Fun with Quadratic and Cubic Reciprocity

Time for another math club meeting! Rhombus!

This time we have Paul Pedersen, who you may know from the Silicon Valley Math Meetup (https://www.meetup.com/Silicon-Valley-Math-Meetup/). (https://www.meetup.com/Silicon-Valley-Math-Meetup/).) I was fortunate enough to have made his talk on Galois Theory in the Fall of last year, and was inspired to get him to come give a talk here in SF. Paul managed to exhibit the beauty and essence of Galois Theory very accessibly in the course of about an hour and a half.

Blurb:

"Quadratic Reciprocity was Gauss's favorite theorem. According to MathWorld (http://mathworld.wolfram.com/QuadraticReciprocityTheorem.html) he devised no less than 8 different proofs of this theorem. Let's find out what makes reciprocity laws so fascinating. By now there are hundreds of independent proofs of quadratic reciprocity, and not a single one of them is 'obvious'. The two most interesting approaches use (1) Gauss sums, and (2) algebraic field extension.
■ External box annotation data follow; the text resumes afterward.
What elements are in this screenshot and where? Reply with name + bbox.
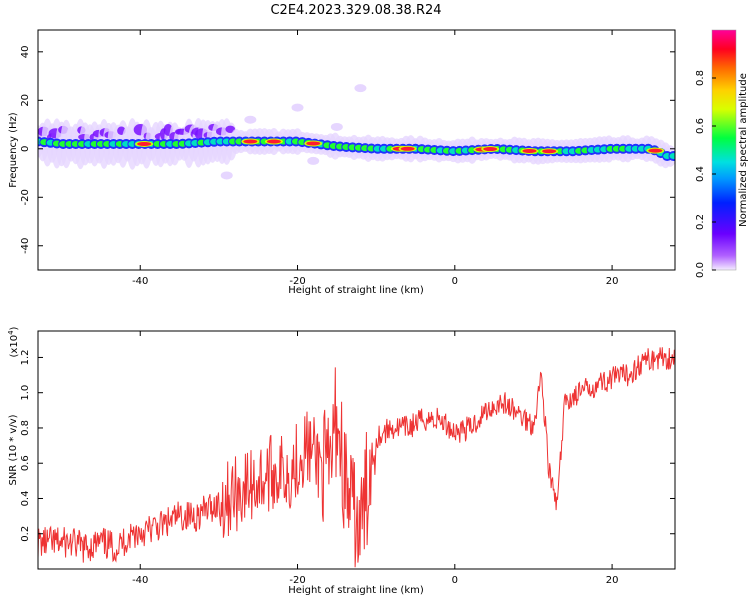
spectrogram-y-tick-label: 40 (20, 45, 31, 58)
snr-y-ticks: 0.2 0.4 0.6 0.8 1.0 1.2 (20, 349, 675, 542)
colorbar: 0.0 0.2 0.4 0.6 0.8 Normalized spectral ampl… (695, 29, 749, 278)
spectrogram-y-tick-label: 0 (20, 146, 31, 152)
spectrogram-panel: -40 -20 0 20 -40 -20 0 20 40 Height of straight… (8, 29, 676, 296)
snr-panel: -40 -20 0 20 0.2 0.4 0.6 0.8 1.0 1.2 Height of s… (7, 326, 676, 596)
heatmap-cell (483, 147, 498, 152)
heatmap-cell (244, 115, 257, 124)
heatmap-cell (354, 84, 367, 93)
snr-x-ticks: -40 -20 0 20 (132, 331, 618, 586)
spectrogram-x-tick-label: 20 (606, 276, 619, 287)
spectrogram-frame (37, 29, 676, 271)
snr-y-tick-label: 0.2 (20, 526, 31, 542)
snr-y-scale-suffix: ) (9, 326, 20, 330)
heatmap-cell (307, 156, 320, 165)
spectrogram-x-axis-label: Height of straight line (km) (288, 285, 424, 296)
snr-y-axis-label: SNR (10 * v/v) (8, 414, 19, 485)
heatmap-cell (400, 146, 415, 151)
spectrogram-x-ticks: -40 -20 0 20 (132, 30, 618, 287)
snr-y-scale-note: (x104) (7, 326, 20, 357)
colorbar-tick-label: 0.4 (695, 166, 706, 182)
colorbar-tick-label: 0.6 (695, 118, 706, 134)
colorbar-tick-label: 0.2 (695, 214, 706, 230)
snr-y-tick-label: 1.2 (20, 349, 31, 365)
spectrogram-x-tick-label: -40 (132, 276, 148, 287)
spectrogram-y-ticks: -40 -20 0 20 40 (20, 45, 675, 254)
colorbar-tick-label: 0.0 (695, 262, 706, 278)
snr-y-tick-label: 1.0 (20, 385, 31, 401)
spectrogram-x-tick-label: 0 (452, 276, 458, 287)
heatmap-cell (330, 122, 343, 131)
snr-frame (37, 330, 676, 570)
snr-y-tick-label: 0.6 (20, 455, 31, 471)
heatmap-cell (266, 139, 281, 144)
snr-x-tick-label: 20 (606, 575, 619, 586)
snr-series-line (38, 347, 675, 568)
snr-y-scale-prefix: (x10 (9, 335, 20, 358)
snr-y-tick-label: 0.8 (20, 420, 31, 436)
spectrogram-x-tick-label: -20 (289, 276, 305, 287)
heatmap-cell (137, 141, 152, 146)
snr-x-tick-label: -20 (289, 575, 305, 586)
colorbar-label: Normalized spectral amplitude (738, 73, 749, 227)
heatmap-cell (669, 153, 675, 160)
heatmap-cell (243, 139, 258, 144)
colorbar-gradient (711, 29, 737, 271)
snr-y-tick-label: 0.4 (20, 491, 31, 507)
spectrogram-y-tick-label: -40 (20, 238, 31, 254)
heatmap-cell (522, 148, 537, 153)
snr-x-tick-label: -40 (132, 575, 148, 586)
heatmap-cell (542, 149, 557, 154)
spectrogram-y-axis-label: Frequency (Hz) (8, 112, 19, 188)
heatmap-cell (220, 171, 233, 180)
colorbar-tick-label: 0.8 (695, 70, 706, 86)
figure-title: C2E4.2023.329.08.38.R24 (270, 3, 441, 18)
spectrogram-y-tick-label: -20 (20, 189, 31, 205)
spectrogram-y-tick-label: 20 (20, 94, 31, 107)
heatmap-cell (648, 148, 663, 153)
heatmap-cell (291, 103, 304, 112)
colorbar-ticks: 0.0 0.2 0.4 0.6 0.8 (695, 70, 716, 278)
snr-y-scale-exponent: 4 (7, 330, 15, 335)
spectral-amplitude-heatmap (38, 84, 675, 180)
snr-x-axis-label: Height of straight line (km) (288, 585, 424, 596)
heatmap-cell (225, 125, 236, 133)
heatmap-cell (306, 141, 321, 146)
snr-x-tick-label: 0 (452, 575, 458, 586)
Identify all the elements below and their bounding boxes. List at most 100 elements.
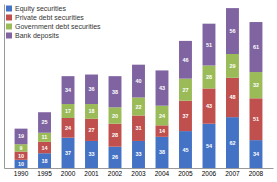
x-tick: 2001 — [84, 168, 99, 177]
data-label: 34 — [253, 151, 260, 157]
bar-segment — [62, 118, 75, 138]
legend-swatch — [6, 6, 12, 12]
series — [15, 54, 263, 152]
plot: 1990 1995 2000 2001 2002 2003 2004 2005 2006 2007… — [5, 5, 274, 177]
bar-segment — [250, 72, 263, 98]
legend-item: Private debt securities — [6, 14, 84, 21]
bar-segment — [62, 104, 75, 118]
x-tick: 1995 — [37, 168, 52, 177]
bar-segment — [109, 107, 122, 123]
data-label: 28 — [206, 74, 212, 80]
x-tick: 1990 — [14, 168, 29, 177]
data-label: 51 — [206, 42, 212, 48]
data-label: 46 — [182, 57, 188, 63]
bar-segment — [226, 8, 239, 54]
data-label: 37 — [65, 150, 71, 156]
x-tick: 2002 — [108, 168, 123, 177]
data-label: 36 — [88, 86, 94, 92]
bar-segment — [38, 133, 51, 142]
bar-segment — [156, 70, 169, 105]
data-label: 48 — [229, 94, 235, 100]
bar-segment — [226, 54, 239, 78]
x-axis: 1990 1995 2000 2001 2002 2003 2004 2005 2006 2007… — [5, 168, 274, 177]
data-label: 54 — [206, 143, 213, 149]
legend-swatch — [6, 24, 12, 30]
bar-segment — [85, 119, 98, 141]
legend-item: Government debt securities — [6, 23, 101, 30]
bar-segment — [156, 125, 169, 136]
x-tick-label: 2000 — [61, 170, 76, 177]
data-label: 18 — [41, 158, 47, 164]
x-tick-label: 2003 — [131, 170, 146, 177]
data-label: 20 — [112, 113, 118, 119]
legend-swatch — [6, 15, 12, 21]
bar-segment — [179, 131, 192, 168]
bar-segment — [132, 141, 145, 168]
x-tick: 2007 — [225, 168, 240, 177]
bar-segment — [250, 98, 263, 140]
data-label: 31 — [135, 125, 141, 131]
data-label: 33 — [88, 151, 94, 157]
x-tick: 2000 — [61, 168, 76, 177]
legend-label: Private debt securities — [15, 14, 84, 21]
x-tick-label: 2004 — [155, 170, 170, 177]
data-label: 34 — [65, 87, 72, 93]
legend-item: Bank deposits — [6, 32, 59, 40]
legend-item: Equity securities — [6, 5, 66, 13]
x-tick-label: 1990 — [14, 170, 29, 177]
bar-segment — [132, 116, 145, 141]
x-tick-label: 2006 — [202, 170, 217, 177]
data-label: 10 — [18, 161, 24, 167]
series — [15, 8, 263, 144]
data-label: 17 — [65, 108, 71, 114]
x-tick-label: 2007 — [225, 170, 240, 177]
bar-segment — [203, 88, 216, 123]
data-labels: 1018373326333845546234101424272831143743… — [18, 28, 260, 167]
data-label: 10 — [18, 153, 24, 159]
bar-segment — [226, 117, 239, 168]
data-label: 27 — [88, 127, 94, 133]
bar-segment — [179, 41, 192, 79]
legend-label: Government debt securities — [15, 23, 101, 30]
data-label: 29 — [229, 63, 235, 69]
bar-segment — [203, 24, 216, 66]
bar-segment — [62, 138, 75, 168]
data-label: 38 — [112, 89, 118, 95]
bar-segment — [38, 112, 51, 132]
x-tick: 2004 — [155, 168, 170, 177]
legend: Equity securitiesPrivate debt securities… — [6, 5, 101, 40]
data-label: 19 — [18, 133, 24, 139]
data-label: 28 — [112, 132, 118, 138]
legend-swatch — [6, 33, 12, 39]
legend-label: Equity securities — [15, 5, 66, 13]
data-label: 61 — [253, 44, 259, 50]
bar-segment — [203, 124, 216, 168]
bar-segment — [85, 104, 98, 119]
data-label: 40 — [135, 78, 141, 84]
data-label: 43 — [159, 85, 165, 91]
data-label: 38 — [159, 149, 165, 155]
data-label: 45 — [182, 147, 188, 153]
bar-segment — [179, 79, 192, 101]
data-label: 43 — [206, 103, 212, 109]
y-axis-line — [4, 5, 5, 169]
data-label: 51 — [253, 116, 259, 122]
bar-segment — [250, 22, 263, 72]
x-tick-label: 2008 — [249, 170, 264, 177]
data-label: 22 — [135, 104, 141, 110]
x-tick-label: 2005 — [178, 170, 193, 177]
data-label: 33 — [135, 151, 141, 157]
bar-segment — [85, 75, 98, 105]
data-label: 37 — [182, 113, 188, 119]
data-label: 24 — [159, 113, 166, 119]
bar-segment — [132, 97, 145, 115]
bar-segment — [156, 106, 169, 126]
legend-label: Bank deposits — [15, 32, 59, 40]
x-tick-label: 1995 — [37, 170, 52, 177]
x-tick: 2003 — [131, 168, 146, 177]
bar-segment — [38, 153, 51, 168]
bar-segment — [226, 78, 239, 117]
series — [15, 117, 263, 168]
bar-segment — [109, 76, 122, 107]
bar-segment — [109, 147, 122, 168]
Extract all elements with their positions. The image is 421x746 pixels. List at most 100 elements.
Case (2) is the one that generalizes to cubic and quartic reciprocity. I'd like to walk through the proof of cubic reciprocity in detail. A good reference is Ireland and Rosen: "A Classical Introduction to Modern Number Theory". With some luck, we can get to the point where the statement of Eisenstein Reciprocity at least makes sense."

NB: With construction in the Noisebridge building now finished and with the event taking place in Turing Room (which has four complete walls), we should be spared the ambient noise problems from last time.